日立製作所、日立ヴァンタラ、NTTドコモビジネスの3社は2026年8月28日、レッドハットと日本オラクルの協力のもと、IOWN APN(オールフォトニクス・ネットワーク)を活用した600kmを超えるデータセンター間で広域災害対策が可能なシステム構成の共同実証を実施したと発表した。

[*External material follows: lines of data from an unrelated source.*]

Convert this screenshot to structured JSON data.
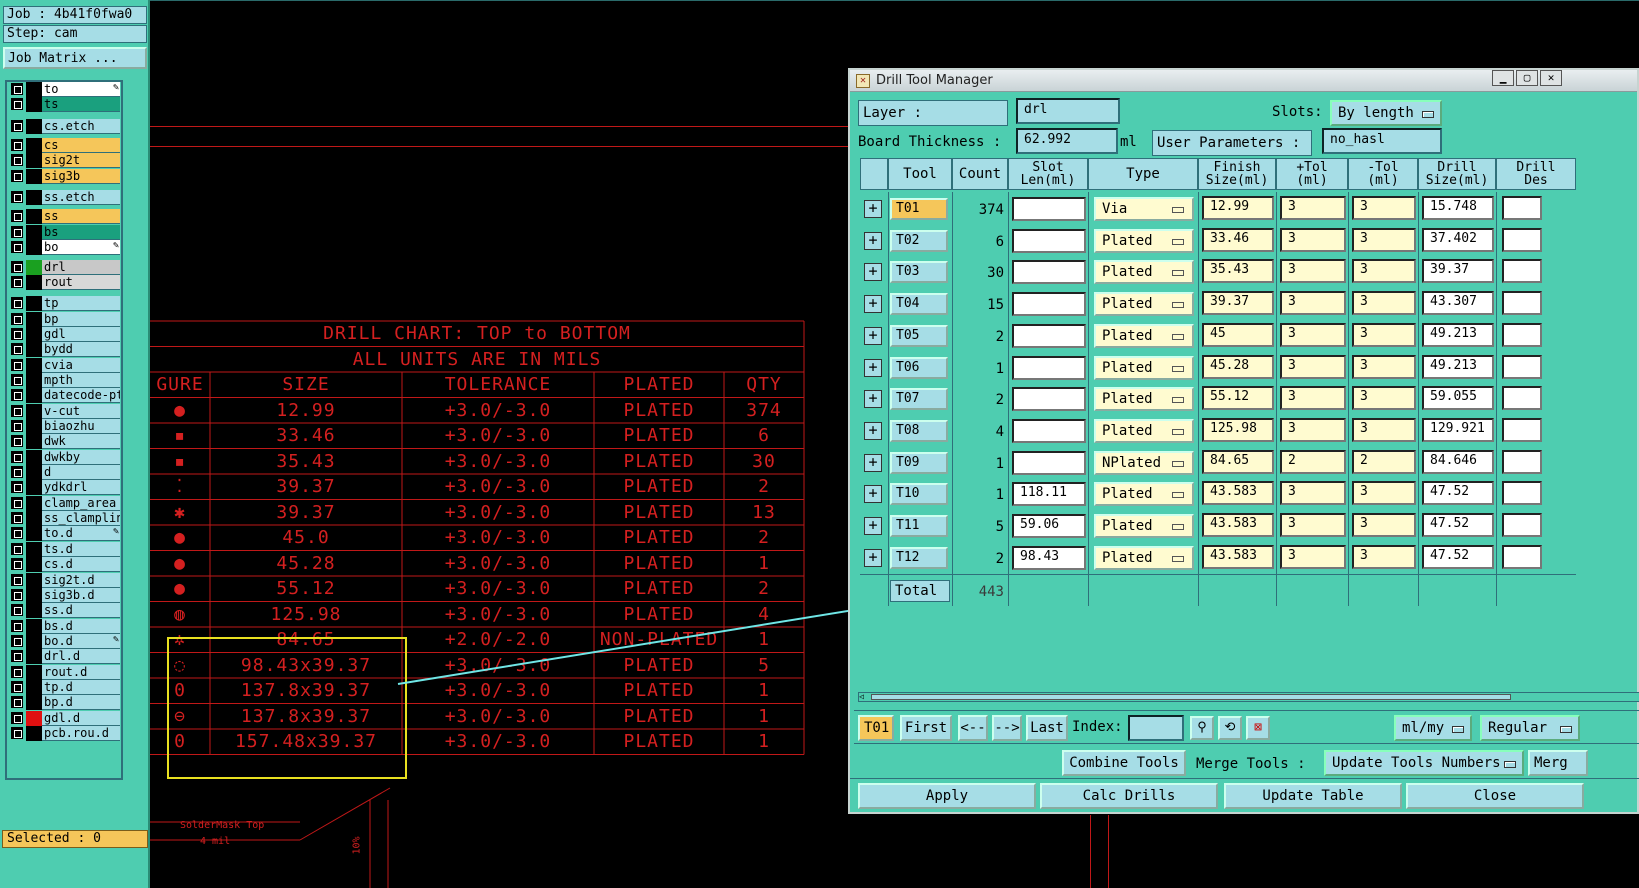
{
  "left_panel": {
    "job": "Job : 4b41f0fwa0",
    "step": "Step: cam",
    "job_matrix_btn": "Job Matrix ...",
    "selected": "Selected : 0",
    "layers": [
      {
        "name": "to",
        "bg": "#ffffff",
        "swatch": "#000000",
        "pencil": true
      },
      {
        "name": "ts",
        "bg": "#1aa07e",
        "swatch": "#000000",
        "pencil": false
      },
      {
        "name": "cs.etch",
        "bg": "#a6dde6",
        "swatch": "#000000",
        "pencil": false
      },
      {
        "name": "cs",
        "bg": "#f5c65a",
        "swatch": "#000000",
        "pencil": false
      },
      {
        "name": "sig2t",
        "bg": "#f5c65a",
        "swatch": "#000000",
        "pencil": false
      },
      {
        "name": "sig3b",
        "bg": "#f5c65a",
        "swatch": "#000000",
        "pencil": false
      },
      {
        "name": "ss.etch",
        "bg": "#a6dde6",
        "swatch": "#000000",
        "pencil": false
      },
      {
        "name": "ss",
        "bg": "#f5c65a",
        "swatch": "#000000",
        "pencil": false
      },
      {
        "name": "bs",
        "bg": "#1aa07e",
        "swatch": "#000000",
        "pencil": false
      },
      {
        "name": "bo",
        "bg": "#ffffff",
        "swatch": "#000000",
        "pencil": true
      },
      {
        "name": "drl",
        "bg": "#c8c8c8",
        "swatch": "#1aa020",
        "pencil": false
      },
      {
        "name": "rout",
        "bg": "#d8d8d8",
        "swatch": "#000000",
        "pencil": false
      },
      {
        "name": "tp",
        "bg": "#a6dde6",
        "swatch": "#000000",
        "pencil": false
      },
      {
        "name": "bp",
        "bg": "#a6dde6",
        "swatch": "#000000",
        "pencil": false
      },
      {
        "name": "gdl",
        "bg": "#a6dde6",
        "swatch": "#000000",
        "pencil": false
      },
      {
        "name": "bydd",
        "bg": "#a6dde6",
        "swatch": "#000000",
        "pencil": false
      },
      {
        "name": "cvia",
        "bg": "#a6dde6",
        "swatch": "#000000",
        "pencil": false
      },
      {
        "name": "mpth",
        "bg": "#a6dde6",
        "swatch": "#000000",
        "pencil": false
      },
      {
        "name": "datecode-pt",
        "bg": "#a6dde6",
        "swatch": "#000000",
        "pencil": false
      },
      {
        "name": "v-cut",
        "bg": "#a6dde6",
        "swatch": "#000000",
        "pencil": false
      },
      {
        "name": "biaozhu",
        "bg": "#a6dde6",
        "swatch": "#000000",
        "pencil": false
      },
      {
        "name": "dwk",
        "bg": "#a6dde6",
        "swatch": "#000000",
        "pencil": false
      },
      {
        "name": "dwkby",
        "bg": "#a6dde6",
        "swatch": "#000000",
        "pencil": false
      },
      {
        "name": "d",
        "bg": "#a6dde6",
        "swatch": "#000000",
        "pencil": false
      },
      {
        "name": "ydkdrl",
        "bg": "#a6dde6",
        "swatch": "#000000",
        "pencil": false
      },
      {
        "name": "clamp_area",
        "bg": "#a6dde6",
        "swatch": "#000000",
        "pencil": false
      },
      {
        "name": "ss_clampline",
        "bg": "#a6dde6",
        "swatch": "#000000",
        "pencil": false
      },
      {
        "name": "to.d",
        "bg": "#a6dde6",
        "swatch": "#000000",
        "pencil": true
      },
      {
        "name": "ts.d",
        "bg": "#a6dde6",
        "swatch": "#000000",
        "pencil": false
      },
      {
        "name": "cs.d",
        "bg": "#a6dde6",
        "swatch": "#000000",
        "pencil": false
      },
      {
        "name": "sig2t.d",
        "bg": "#a6dde6",
        "swatch": "#000000",
        "pencil": false
      },
      {
        "name": "sig3b.d",
        "bg": "#a6dde6",
        "swatch": "#000000",
        "pencil": false
      },
      {
        "name": "ss.d",
        "bg": "#a6dde6",
        "swatch": "#000000",
        "pencil": false
      },
      {
        "name": "bs.d",
        "bg": "#a6dde6",
        "swatch": "#000000",
        "pencil": false
      },
      {
        "name": "bo.d",
        "bg": "#a6dde6",
        "swatch": "#000000",
        "pencil": true
      },
      {
        "name": "drl.d",
        "bg": "#a6dde6",
        "swatch": "#000000",
        "pencil": false
      },
      {
        "name": "rout.d",
        "bg": "#a6dde6",
        "swatch": "#000000",
        "pencil": false
      },
      {
        "name": "tp.d",
        "bg": "#a6dde6",
        "swatch": "#000000",
        "pencil": false
      },
      {
        "name": "bp.d",
        "bg": "#a6dde6",
        "swatch": "#000000",
        "pencil": false
      },
      {
        "name": "gdl.d",
        "bg": "#a6dde6",
        "swatch": "#e01010",
        "pencil": false
      },
      {
        "name": "pcb.rou.d",
        "bg": "#a6dde6",
        "swatch": "#000000",
        "pencil": false
      }
    ]
  },
  "drill_chart": {
    "title1": "DRILL CHART: TOP to BOTTOM",
    "title2": "ALL UNITS ARE IN MILS",
    "headers": [
      "GURE",
      "SIZE",
      "TOLERANCE",
      "PLATED",
      "QTY"
    ],
    "rows": [
      {
        "fig": "●",
        "size": "12.99",
        "tol": "+3.0/-3.0",
        "plated": "PLATED",
        "qty": "374"
      },
      {
        "fig": "▪",
        "size": "33.46",
        "tol": "+3.0/-3.0",
        "plated": "PLATED",
        "qty": "6"
      },
      {
        "fig": "▪",
        "size": "35.43",
        "tol": "+3.0/-3.0",
        "plated": "PLATED",
        "qty": "30"
      },
      {
        "fig": "⁚",
        "size": "39.37",
        "tol": "+3.0/-3.0",
        "plated": "PLATED",
        "qty": "2"
      },
      {
        "fig": "✱",
        "size": "39.37",
        "tol": "+3.0/-3.0",
        "plated": "PLATED",
        "qty": "13"
      },
      {
        "fig": "●",
        "size": "45.0",
        "tol": "+3.0/-3.0",
        "plated": "PLATED",
        "qty": "2"
      },
      {
        "fig": "●",
        "size": "45.28",
        "tol": "+3.0/-3.0",
        "plated": "PLATED",
        "qty": "1"
      },
      {
        "fig": "●",
        "size": "55.12",
        "tol": "+3.0/-3.0",
        "plated": "PLATED",
        "qty": "2"
      },
      {
        "fig": "◍",
        "size": "125.98",
        "tol": "+3.0/-3.0",
        "plated": "PLATED",
        "qty": "4"
      },
      {
        "fig": "✲",
        "size": "84.65",
        "tol": "+2.0/-2.0",
        "plated": "NON-PLATED",
        "qty": "1"
      },
      {
        "fig": "◌",
        "size": "98.43x39.37",
        "tol": "+3.0/-3.0",
        "plated": "PLATED",
        "qty": "5"
      },
      {
        "fig": "0",
        "size": "137.8x39.37",
        "tol": "+3.0/-3.0",
        "plated": "PLATED",
        "qty": "1"
      },
      {
        "fig": "⊖",
        "size": "137.8x39.37",
        "tol": "+3.0/-3.0",
        "plated": "PLATED",
        "qty": "1"
      },
      {
        "fig": "0",
        "size": "157.48x39.37",
        "tol": "+3.0/-3.0",
        "plated": "PLATED",
        "qty": "1"
      }
    ],
    "bottom_texts": [
      "SolderMask Top",
      "4 mil",
      "10%"
    ]
  },
  "dtm": {
    "title": "Drill Tool Manager",
    "layer_label": "Layer              :",
    "layer_value": "drl",
    "slots_label": "Slots:",
    "slots_value": "By length",
    "board_thickness_label": "Board Thickness :",
    "board_thickness_value": "62.992",
    "board_thickness_unit": "ml",
    "user_params_label": "User Parameters :",
    "user_params_value": "no_hasl",
    "headers": {
      "tool": "Tool",
      "count": "Count",
      "slot_len_1": "Slot",
      "slot_len_2": "Len(ml)",
      "type": "Type",
      "finish_1": "Finish",
      "finish_2": "Size(ml)",
      "ptol_1": "+Tol",
      "ptol_2": "(ml)",
      "ntol_1": "-Tol",
      "ntol_2": "(ml)",
      "drill_1": "Drill",
      "drill_2": "Size(ml)",
      "drill_des_1": "Drill",
      "drill_des_2": "Des"
    },
    "rows": [
      {
        "tool": "T01",
        "count": "374",
        "slot": "",
        "type": "Via",
        "finish": "12.99",
        "ptol": "3",
        "ntol": "3",
        "drill": "15.748"
      },
      {
        "tool": "T02",
        "count": "6",
        "slot": "",
        "type": "Plated",
        "finish": "33.46",
        "ptol": "3",
        "ntol": "3",
        "drill": "37.402"
      },
      {
        "tool": "T03",
        "count": "30",
        "slot": "",
        "type": "Plated",
        "finish": "35.43",
        "ptol": "3",
        "ntol": "3",
        "drill": "39.37"
      },
      {
        "tool": "T04",
        "count": "15",
        "slot": "",
        "type": "Plated",
        "finish": "39.37",
        "ptol": "3",
        "ntol": "3",
        "drill": "43.307"
      },
      {
        "tool": "T05",
        "count": "2",
        "slot": "",
        "type": "Plated",
        "finish": "45",
        "ptol": "3",
        "ntol": "3",
        "drill": "49.213"
      },
      {
        "tool": "T06",
        "count": "1",
        "slot": "",
        "type": "Plated",
        "finish": "45.28",
        "ptol": "3",
        "ntol": "3",
        "drill": "49.213"
      },
      {
        "tool": "T07",
        "count": "2",
        "slot": "",
        "type": "Plated",
        "finish": "55.12",
        "ptol": "3",
        "ntol": "3",
        "drill": "59.055"
      },
      {
        "tool": "T08",
        "count": "4",
        "slot": "",
        "type": "Plated",
        "finish": "125.98",
        "ptol": "3",
        "ntol": "3",
        "drill": "129.921"
      },
      {
        "tool": "T09",
        "count": "1",
        "slot": "",
        "type": "NPlated",
        "finish": "84.65",
        "ptol": "2",
        "ntol": "2",
        "drill": "84.646"
      },
      {
        "tool": "T10",
        "count": "1",
        "slot": "118.11",
        "type": "Plated",
        "finish": "43.583",
        "ptol": "3",
        "ntol": "3",
        "drill": "47.52"
      },
      {
        "tool": "T11",
        "count": "5",
        "slot": "59.06",
        "type": "Plated",
        "finish": "43.583",
        "ptol": "3",
        "ntol": "3",
        "drill": "47.52"
      },
      {
        "tool": "T12",
        "count": "2",
        "slot": "98.43",
        "type": "Plated",
        "finish": "43.583",
        "ptol": "3",
        "ntol": "3",
        "drill": "47.52"
      }
    ],
    "total_label": "Total",
    "total_value": "443",
    "current_tool": "T01",
    "first_btn": "First",
    "prev_btn": "<--",
    "next_btn": "-->",
    "last_btn": "Last",
    "index_label": "Index:",
    "units_value": "ml/my",
    "mode_value": "Regular",
    "combine_btn": "Combine Tools",
    "merge_label": "Merge Tools :",
    "update_numbers_value": "Update Tools Numbers",
    "merge_cut": "Merg",
    "apply_btn": "Apply",
    "calc_btn": "Calc Drills",
    "update_table_btn": "Update Table",
    "close_btn": "Close"
  }
}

災害発生時に完全自動復旧するアプリケーションを含めた統合環境の実証構成イメージ

実証では、ミッションクリティカルなシステムの要件を満たすため、ストレージ、仮想化基盤、データベースを組み合わせた実機環境を構築した。基盤には、従来の仮想化環境からの移行を見据え、日立ヴァンタラのストレージ「Hitachi Virtual Storage Platform One Block」(VSP One Block)と、レッドハットの「Red Hat OpenShift Virtualization」を統合したハイブリッドクラウド環境を採用した。

さらに、「Oracle AI Database」をデータベース層として用い、災害対策構成を検証した。実証では、主サイトで障害が発生した際に、Red Hat OpenShiftの高可用化機能からの要求により、日立ヴァンタラの「Hitachi Storage Plug-in for Containers」が即座に連動し、障害の検知から副サイトへの切り替え、OSやデータベースの起動までの自動化を検証した。

結果、Oracle AI Databaseの起動・リカバリ処理を、データの一貫性を維持したまま2分弱で完了させるなど、各プロセスを効率化したことで、システム全体として約10分での早期業務再開を実現。システム切り替え後もデータの一貫性を維持しながら、副サイトでデータベースの稼働を再開できることを確認した。

また、従来は通信遅延の影響から構築が難しかった600kmを超える遠隔地間において、IOWN APNを活用することで、Red Hat OpenShift上で稼働するマイクロサービス間のリアルタイム連携の実現性を確認。これにより、遠隔地に分散したシステムを一体的に運用できる見通しを得るとともに、災害対策を考慮したコンテナアプリケーション基盤の適用可能性を実証したとしている。